Wednesday, August 21, 2013



TICS gives spies a veto on ISPs

Criticisms of the Telecommunications (Interception Capability and Security) Bill have focused on the powers of the GCSB to micromanage network decisions and demand backdoors into networks (to "protect us from cyber-attack", of course). But there's another problem with it as well, and its a significant one: the bill requires a substantial invasion of privacy by the SIS of people who are not government employees. And it gives the SIS an effective veto over who can run an ISP in this country.

How? Section 70 of the bill requires "network operators" - phone companies and ISPs - to nominate an employee to apply for a secret-level clearance. Nominees are legally required to apply. Once they do, then the SIS will vet them - which means trawling through their lives looking for signs that someone is a "security risk". What are those signs? The basics are MICE - Money, Ideology, Compromise, or Ego. So, they look at your financial records to see if you're in debt and e.g. whether you might be easily persuadable by someone offering you a large amount of money. They look at whether you have secrets in your life - affairs, sexual orientation, mental health issues. They look at whether you like to brag. They look at who you know, and whether any of them are a "risk" or "unsuitable". They look at your politics, whether you might be ideologically motivated (e.g. by a belief in democracy and transparency) to leak information. And they ask your friends and co-workers about all of this, asking them to rat on your private life, with your job on the line.
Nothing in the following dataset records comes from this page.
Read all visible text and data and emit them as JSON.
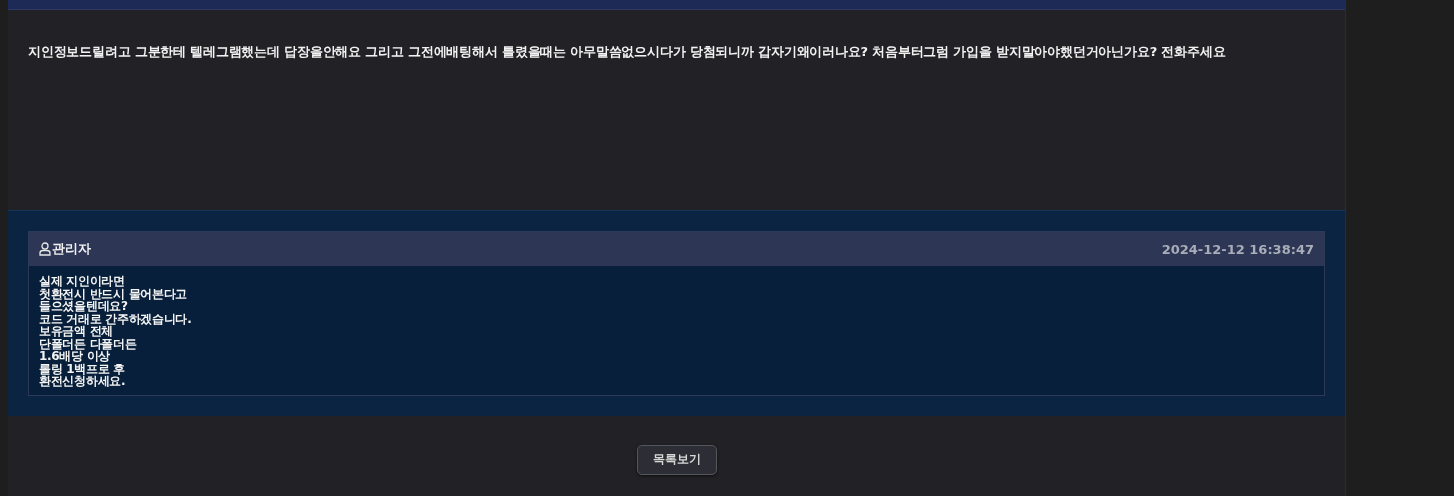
{
  "post": {
    "body": "지인정보드릴려고 그분한테 텔레그램했는데 답장을안해요 그리고 그전에배팅해서 틀렸을때는 아무말씀없으시다가 당첨되니까 갑자기왜이러나요? 처음부터그럼 가입을 받지말아야했던거아닌가요? 전화주세요"
  },
  "comments": [
    {
      "author": "관리자",
      "date": "2024-12-12 16:38:47",
      "lines": [
        "실제 지인이라면",
        "첫환전시 반드시 물어본다고",
        "들으셨을텐데요?",
        "코드 거래로 간주하겠습니다.",
        "보유금액 전체",
        "단폴더든 다폴더든",
        "1.6배당 이상",
        "롤링 1백프로 후",
        "환전신청하세요."
      ]
    }
  ],
  "list_button": "목록보기"
}
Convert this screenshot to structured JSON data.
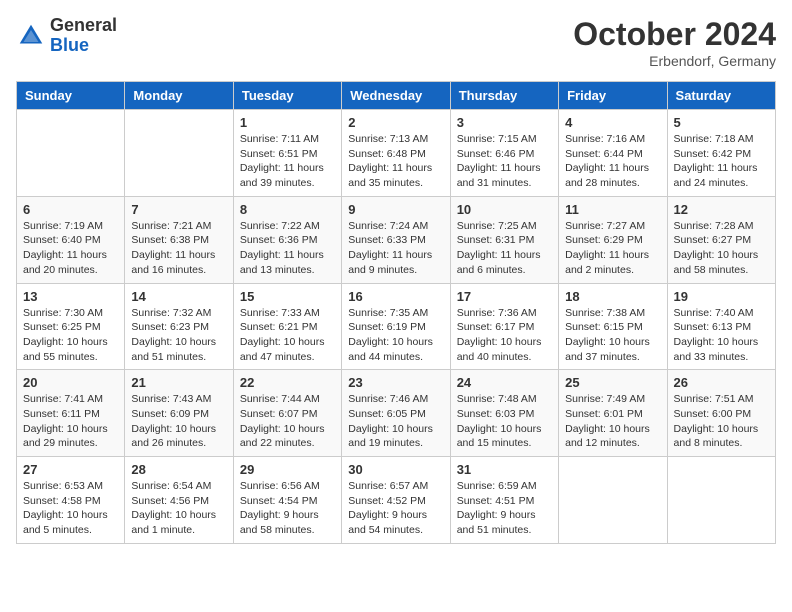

This may be suitable for government employees in sensitive positions. But it is simply no fucking business of government to do this to people who aren't working for them.

But apart from fundamental objections about the proper role of the state, this process is also likely to be hugely problematic in practice. To point out the obvious: the SIS are a cold war agency with a cold war mentality. They still believe in communists, and they don't believe in democracy and transparency. The average ISP employee has grown up on the net, and has its basic cultural assumptions: freedom, transparency, and de facto anarchy. "Information wants to be free" is an internet axiom. So is a free-market in legal jurisdiction. The SIS will regard both with utter horror, and its hard to believe that this huge cultural difference won't impact on vetting.

So what happens if the nominee gets denied clearance? The ISP must keep on nominating people. Which means more intrusion and more vetting. What happens if they run out? The GCSB can go to court and get a breach notice, compliance order, or pecuniary penalties of up to $500,000.

Under the law as written, it seems perfectly possible for the SIS to drive an ISP out of business simply by repeatedly denying them a security clearance. it gives them a political veto on who can run an ISP in this country. And that is something we should not accept.